Owners of the Moto X smartphone from Motorola Mobility got an unexpected treat last week. A red hat appeared on their screen, and if they touched it, an animated story was launched. But as the user moved their screen around, the story changed. Their phone became a window into an animated world where the story was unfolding, and the events they saw depended on how they moved their phone. If they looked away from the phone, the action paused and waited for them to look at the screen again. As you might suspect, this clever little app is just the first look at some new technology that may become very common in the near future.

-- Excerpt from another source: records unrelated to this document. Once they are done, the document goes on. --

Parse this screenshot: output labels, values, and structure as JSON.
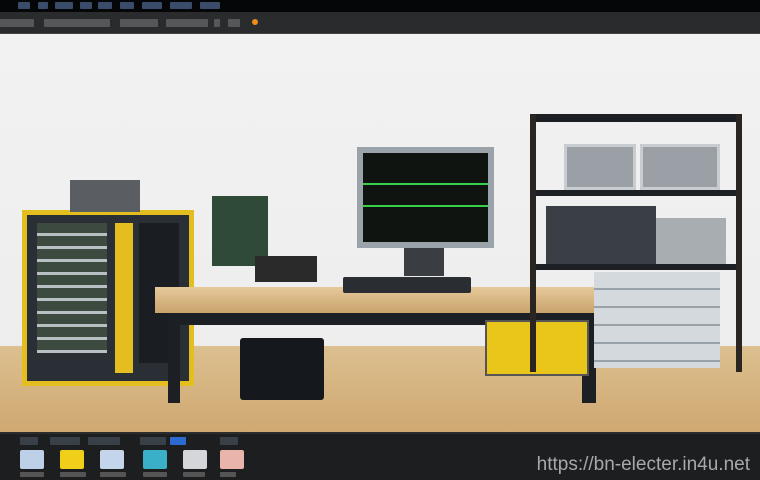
{
  "watermark": "https://bn-electer.in4u.net",
  "colors": {
    "frame_yellow": "#e7c21c",
    "floor": "#d6b582",
    "ui_dark": "#1d1e20",
    "monitor_trace": "#38d048"
  },
  "icons": [
    "image-tile-blue",
    "image-tile-yellow",
    "image-tile-lightblue",
    "image-tile-cyan",
    "image-tile-gray",
    "image-tile-pink"
  ]
}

- Google channels Pixar to change storytelling as we know it (Wired/Steven Levy) “Motorola is concocting what it hopes will be much more than an odd and expensive interactive cartoon. The company has set out to build a new platform that uses contemporary technology — powerful computation, smart sensors, vivid mobile displays — to reinvent the age-old practice of narrative itself.”
- Motorola debuts ‘Windy Day’ on the Moto X: A beautiful, interactive short story from a Pixar director (The Next Web/Nick Summers) “It’s a wildly unorthodox piece of fiction. Motorola says it’s not a film or a game, and on initial inspection we think they’re probably right. This is interactive entertainment, blending augmented reality with a moving graphic novel.”

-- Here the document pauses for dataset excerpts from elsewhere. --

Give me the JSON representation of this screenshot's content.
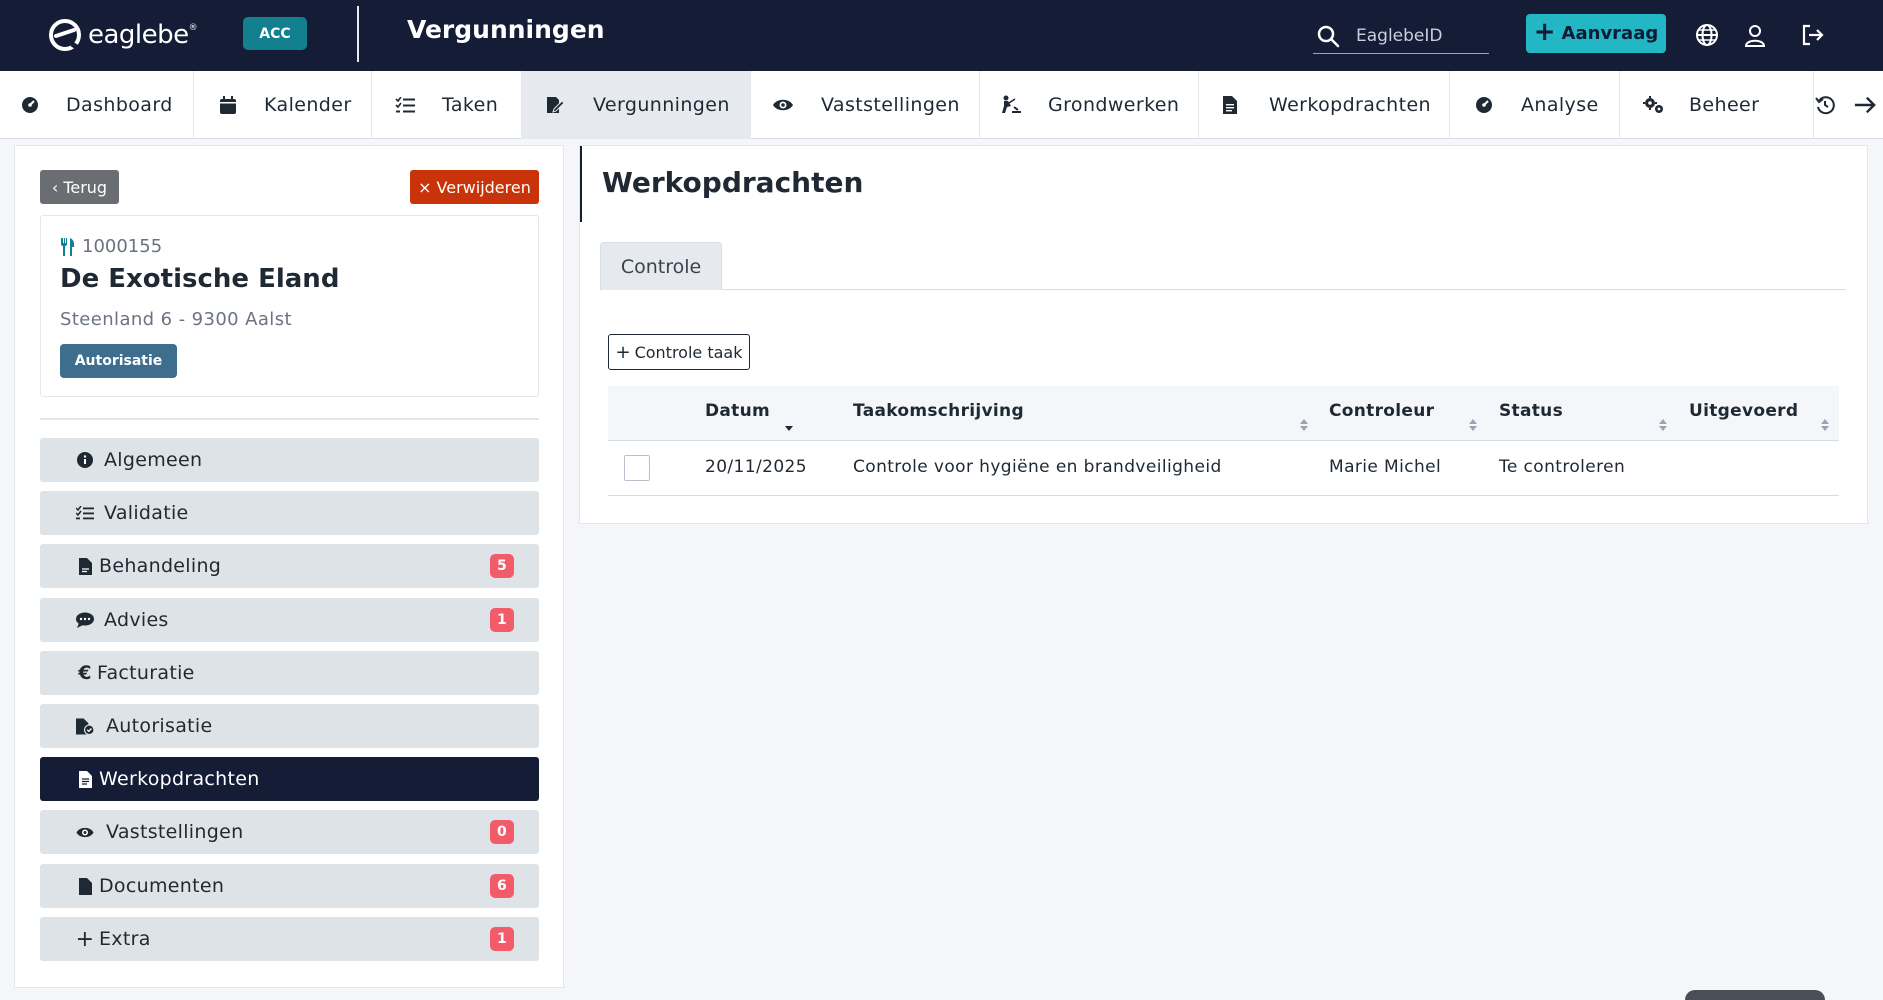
{
  "topbar": {
    "brand": "eaglebe",
    "env_badge": "ACC",
    "page_title": "Vergunningen",
    "search_placeholder": "EaglebeID",
    "new_button": "Aanvraag",
    "icons": [
      "globe-icon",
      "user-icon",
      "logout-icon"
    ]
  },
  "nav": {
    "items": [
      {
        "label": "Dashboard",
        "icon": "dashboard-icon"
      },
      {
        "label": "Kalender",
        "icon": "calendar-icon"
      },
      {
        "label": "Taken",
        "icon": "tasks-icon"
      },
      {
        "label": "Vergunningen",
        "icon": "permit-icon",
        "active": true
      },
      {
        "label": "Vaststellingen",
        "icon": "eye-icon"
      },
      {
        "label": "Grondwerken",
        "icon": "digging-icon"
      },
      {
        "label": "Werkopdrachten",
        "icon": "document-icon"
      },
      {
        "label": "Analyse",
        "icon": "gauge-icon"
      },
      {
        "label": "Beheer",
        "icon": "gears-icon"
      }
    ],
    "extra_icons": [
      "history-icon",
      "arrow-right-icon"
    ]
  },
  "sidebar": {
    "back_button": "Terug",
    "delete_button": "Verwijderen",
    "dossier": {
      "number": "1000155",
      "name": "De Exotische Eland",
      "address": "Steenland 6 - 9300 Aalst",
      "status": "Autorisatie"
    },
    "menu": [
      {
        "label": "Algemeen",
        "icon": "info-icon",
        "count": null
      },
      {
        "label": "Validatie",
        "icon": "checklist-icon",
        "count": null
      },
      {
        "label": "Behandeling",
        "icon": "file-icon",
        "count": "5"
      },
      {
        "label": "Advies",
        "icon": "chat-icon",
        "count": "1"
      },
      {
        "label": "Facturatie",
        "icon": "euro-icon",
        "count": null
      },
      {
        "label": "Autorisatie",
        "icon": "file-check-icon",
        "count": null
      },
      {
        "label": "Werkopdrachten",
        "icon": "document-icon",
        "count": null,
        "active": true
      },
      {
        "label": "Vaststellingen",
        "icon": "eye-icon",
        "count": "0"
      },
      {
        "label": "Documenten",
        "icon": "file-icon",
        "count": "6"
      },
      {
        "label": "Extra",
        "icon": "plus-icon",
        "count": "1"
      }
    ]
  },
  "main": {
    "title": "Werkopdrachten",
    "tab": "Controle",
    "add_button": "Controle taak",
    "table": {
      "headers": [
        "Datum",
        "Taakomschrijving",
        "Controleur",
        "Status",
        "Uitgevoerd"
      ],
      "rows": [
        {
          "datum": "20/11/2025",
          "omschrijving": "Controle voor hygiëne en brandveiligheid",
          "controleur": "Marie Michel",
          "status": "Te controleren",
          "uitgevoerd": ""
        }
      ]
    }
  },
  "colors": {
    "topbar": "#141c36",
    "accent": "#23b6c5",
    "env_badge": "#13808f",
    "danger": "#c8330a",
    "count_badge": "#f25c6a",
    "status_badge": "#3e6e8e"
  }
}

- Spotlight Stories: Windy Day was just the start of Motorola’s interactive storytelling (Geek/Russell Holly) “The technology component to all of this is perhaps the most impressive. The animation is completely rendered in real time, and smart enough to pause the active bits when you are looking away without making it feel like you’ve done something wrong. The music keeps playing, and the animations all continue as though you never left when you get back.”
- Moto X owners get a ‘motion-controlled’ interactive story by a former Pixar artist (Digital Trends/Andy Boxall) “The app is the first to use the mobile version of a Pixar animation technology called OpenSubdiv, developed by experts at custom design firm DigitalFish and Motorola, which fully exploits the talents of the quad-core Adreno 320 GPU inside the Moto X. In an interview, one of the lead developers from Motorola’s Advanced Technology and Projects division, said of Windy Day, ‘We’re investigating how a mobile device can permit stories to be told in a more immersive, interactive way. This is not a flat experience.’”
OpenSubdiv is an open source version of software that Pixar began developing in 1996 and made freely available to everybody last year, hoping that it will become an industry standard. For those who want all the technical details, fxguide has posted a long article on their website.